I'm not sure what I'm looking for here - maybe some words of encouragement or to know I'm not the only one feeling this way…
I was so empowered after the birth of my son (hospital birth with midwife - same planned this time, only intervention was midwife breaking my water when I stalled at 7 for like 5 hours). I distinctly remember feeling so proud of myself (I would start crying because I was so happy how it all worked out) and even mentioned to DH that I was a little sorry for men that they don't get to experience the awesomeness of childbirth. Background - for DS's birth, I was in labor 36 hours (14 hard). Dilating was so painful and long but pushing was short (20 min) and relatively easy - I attribute that to squatting and hands and knees position. Only 2 very minor labial tears. I felt all of my contractions as horrible rectal cramps - like the worst food poisoning and I felt like I wanted to poop but couldn't because that wasn't the problem and there was nothing there.

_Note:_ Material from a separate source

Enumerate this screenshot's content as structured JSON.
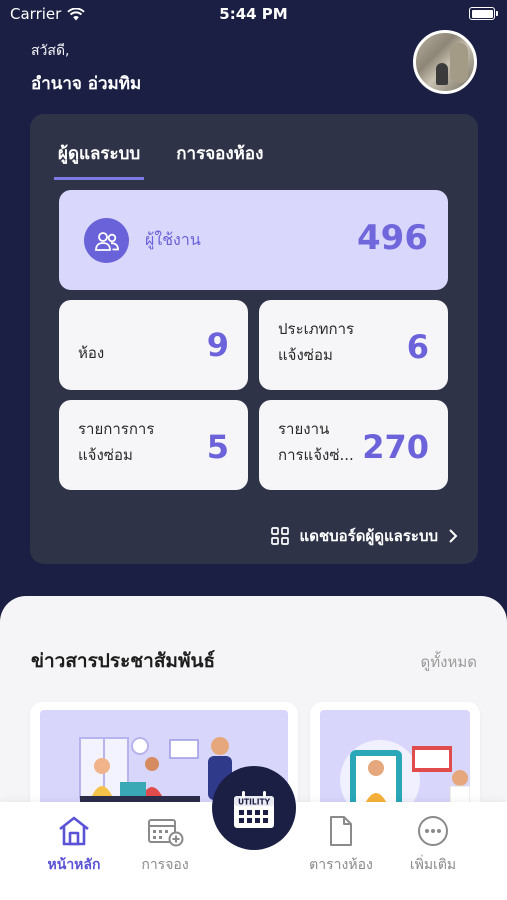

Now I'm dreading labor for this kid and quite scared. I hate feeling this way. I don't think I'll be tempted to get any drugs because pushing upright is so important to me (and effective) and nothing seems worse to me than having a catheter. I try to focus on the positive from my first birth, esp how great I felt after and how easy recovery was, but knowing how the contractions felt just has me feeling like crap. I assume they will be the same sensation (like food poisoning) this time. A lot of people tell me that this birth will be shorter, but I've heard a few stories where that's not the case.
Has anyone else felt this way? How have you dealt with it?
Re: I had 1 positive med free birth experience, why am I so scared?
I'm pregnant with #3 and I'm dreading labor. My labors are pretty darn short, too! I went med-free with #2.
I think it's actually worse when you've already done it because you know what you're in for, so to speak. Before you experience labor you can imagine what it will be like, but once you do it you know how hard and painful it is.
I know where you're coming from. I tell myself there's nothing I can do to avoid it, so I'm just going to have to deal with it like I did the first 2 times.
son#1 born 6/2010
son#2 born 4/2012
son#3 born 7/2014
I had a natural home-water birth with my son, and felt so grateful for the amazing experience of it all. I'm planning another home-water birth this time and I'll admit I'm more intimidated this time around. I think knowing what I will be facing is shaking my confidence. But I've appreciated all the words of wisdom here. I'll definitely be talking and writing about this more in the coming weeks to "let go of the fear".
I heart Ina May's book. I also watch a few natural birth videos now and again to remind myself of the process and gifts of natural labor/birth.